The Canon: Poetics. Aristotle

March 25, 2010

Aristotle's Poetics is an analysis of the principles of dramatic writing from the 4th century BC. Despite its age, anyone with a passing appreciation of narrative structure probably knows more about it than they think they do. It is in Poetics, after all, that the concepts of the beginning, middle and end are first articulated. In its few extant pages (about 50 in most editions), Aristotle also discusses reversal of fortune, revelation, surprise and shock, and the principle of dramatic change - terminology familiar from any number of modern creative writing guides.
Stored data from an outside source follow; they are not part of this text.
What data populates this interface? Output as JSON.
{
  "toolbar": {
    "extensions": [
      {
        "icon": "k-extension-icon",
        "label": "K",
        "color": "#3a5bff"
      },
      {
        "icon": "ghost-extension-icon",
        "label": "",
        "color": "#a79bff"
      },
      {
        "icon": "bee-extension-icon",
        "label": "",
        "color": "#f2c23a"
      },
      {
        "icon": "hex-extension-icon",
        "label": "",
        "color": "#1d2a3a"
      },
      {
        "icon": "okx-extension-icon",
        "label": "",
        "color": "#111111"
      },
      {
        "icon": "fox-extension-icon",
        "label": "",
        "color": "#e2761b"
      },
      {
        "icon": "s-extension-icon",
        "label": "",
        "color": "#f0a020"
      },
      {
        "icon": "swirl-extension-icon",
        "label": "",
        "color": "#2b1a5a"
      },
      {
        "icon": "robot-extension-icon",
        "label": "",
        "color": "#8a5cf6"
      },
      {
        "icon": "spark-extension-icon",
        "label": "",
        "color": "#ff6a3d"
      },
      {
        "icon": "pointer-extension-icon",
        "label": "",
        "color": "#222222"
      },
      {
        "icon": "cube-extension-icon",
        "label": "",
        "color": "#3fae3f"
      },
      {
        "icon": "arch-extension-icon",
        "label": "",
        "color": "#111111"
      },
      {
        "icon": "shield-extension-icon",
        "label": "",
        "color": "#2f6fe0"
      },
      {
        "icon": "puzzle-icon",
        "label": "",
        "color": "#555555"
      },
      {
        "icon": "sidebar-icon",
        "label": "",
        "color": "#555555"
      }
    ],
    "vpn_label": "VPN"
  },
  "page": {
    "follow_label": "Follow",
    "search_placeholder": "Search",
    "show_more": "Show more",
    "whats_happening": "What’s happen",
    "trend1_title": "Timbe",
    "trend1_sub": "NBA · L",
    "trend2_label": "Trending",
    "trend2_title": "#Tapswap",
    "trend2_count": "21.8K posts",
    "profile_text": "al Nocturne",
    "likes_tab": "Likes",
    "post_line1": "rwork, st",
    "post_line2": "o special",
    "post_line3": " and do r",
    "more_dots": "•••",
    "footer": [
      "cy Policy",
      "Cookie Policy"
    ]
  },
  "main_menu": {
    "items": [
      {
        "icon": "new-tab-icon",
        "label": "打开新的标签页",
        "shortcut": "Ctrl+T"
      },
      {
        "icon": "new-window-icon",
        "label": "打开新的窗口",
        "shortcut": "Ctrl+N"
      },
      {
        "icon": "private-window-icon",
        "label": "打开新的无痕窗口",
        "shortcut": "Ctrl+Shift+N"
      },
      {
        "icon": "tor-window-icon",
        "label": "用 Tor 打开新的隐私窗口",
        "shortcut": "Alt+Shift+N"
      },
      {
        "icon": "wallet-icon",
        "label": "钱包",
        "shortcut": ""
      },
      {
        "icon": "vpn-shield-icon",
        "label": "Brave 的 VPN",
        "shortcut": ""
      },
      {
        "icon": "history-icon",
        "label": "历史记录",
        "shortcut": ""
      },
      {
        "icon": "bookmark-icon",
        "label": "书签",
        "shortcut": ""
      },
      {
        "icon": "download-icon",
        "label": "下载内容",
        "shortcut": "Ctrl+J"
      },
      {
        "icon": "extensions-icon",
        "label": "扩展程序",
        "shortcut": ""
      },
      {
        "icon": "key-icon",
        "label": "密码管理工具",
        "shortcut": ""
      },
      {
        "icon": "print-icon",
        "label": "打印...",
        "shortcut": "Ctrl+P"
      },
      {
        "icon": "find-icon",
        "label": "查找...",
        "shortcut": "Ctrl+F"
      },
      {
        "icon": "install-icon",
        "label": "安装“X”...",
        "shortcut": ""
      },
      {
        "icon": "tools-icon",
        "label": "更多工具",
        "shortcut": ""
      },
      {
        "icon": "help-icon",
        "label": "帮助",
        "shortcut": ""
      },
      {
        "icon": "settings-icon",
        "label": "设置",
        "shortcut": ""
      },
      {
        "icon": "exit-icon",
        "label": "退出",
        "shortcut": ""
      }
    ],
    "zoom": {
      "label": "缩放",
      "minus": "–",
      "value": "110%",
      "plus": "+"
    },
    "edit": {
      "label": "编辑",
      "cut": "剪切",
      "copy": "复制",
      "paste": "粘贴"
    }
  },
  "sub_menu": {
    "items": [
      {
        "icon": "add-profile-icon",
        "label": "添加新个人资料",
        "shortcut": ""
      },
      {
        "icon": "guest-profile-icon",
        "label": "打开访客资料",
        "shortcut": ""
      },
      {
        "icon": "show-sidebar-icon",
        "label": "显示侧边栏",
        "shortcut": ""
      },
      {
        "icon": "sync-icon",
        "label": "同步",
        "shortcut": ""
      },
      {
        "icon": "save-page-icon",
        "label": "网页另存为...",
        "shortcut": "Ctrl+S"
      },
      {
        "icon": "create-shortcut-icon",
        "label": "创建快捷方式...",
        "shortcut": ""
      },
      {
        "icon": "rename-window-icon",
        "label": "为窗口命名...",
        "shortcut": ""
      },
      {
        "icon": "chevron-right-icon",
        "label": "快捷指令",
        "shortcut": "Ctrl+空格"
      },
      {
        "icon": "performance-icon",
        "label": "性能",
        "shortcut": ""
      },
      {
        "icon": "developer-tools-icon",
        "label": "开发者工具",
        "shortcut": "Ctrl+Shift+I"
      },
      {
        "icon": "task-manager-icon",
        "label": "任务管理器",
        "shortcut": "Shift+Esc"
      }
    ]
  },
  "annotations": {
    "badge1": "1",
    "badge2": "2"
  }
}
Aristotle's famous teacher, Plato, believed that literature and art distorted reality. He dreamed of ejecting playwrights from his utopian Republic. Aristotle, on the other hand, viewed drama (specifically tragedy) as a representative form consisting of six elements: plot, character, reasoning, diction, song and spectacle. Together, these work to create an "imitation" of life. Controversially, however, the list turns out to be hierarchical. Two-and-a-half millennia later, writers and critics still argue about whether or not Aristotle was right to place plot above character. Detractors will point to Hollywood movies, which often adhere to a classical narrative "template", and claim that detailed characterisation is sacrificed in favour of action. Others will stand with Henry James, who wrote in his 1884 essay The Art of Fiction, "What is character but the determination of incident? What is incident but the illustration of character?"

I first encountered Aristotle when I was a philosophy graduate, and I was immediately fascinated by his conception of a play as a logically consistent system in which distinct parts act together in harmony. Nothing is wasted or superfluous and everything that happens must be inevitable, or at least very likely. This is exemplified by moments of "astonishment" in drama - an effect that is produced when things happen contrary to our expectation but because of one another. An interesting side-effect of this requirement is that tragedy cannot rely simply on facts. If a play based on real people or events fails to convince us, the writer cannot simply protest "but that's what really happened!" There is a fundamental difference between history and drama. The former is particular and the latter is universal. History tells us what did happen but drama tells us what could happen. Of all the ideas expressed in Poetics, this is the one that still inspires me the most.

Poetics also appeals to the obsessive-compulsive impulse in writers: the desire to create something perfect. It may seem ironic, therefore, that many "canonical" plays (William Shakespeare's The Winter's Tale, Anton Chekhov's Three Sisters, Samuel Beckett's Waiting for Godot) deviate so much from the Aristotelian model. Perhaps this is the inevitable consequence of the tension between our human yearning for order and our equally instinctive resistance to rules or formulae. There is also a third possibility. In many tragic plays, we are left with the feeling that the fallen hero has suffered more than he deserved. Even at the core of such "well-made" drama, then, there is the unsettling suggestion of irrationality.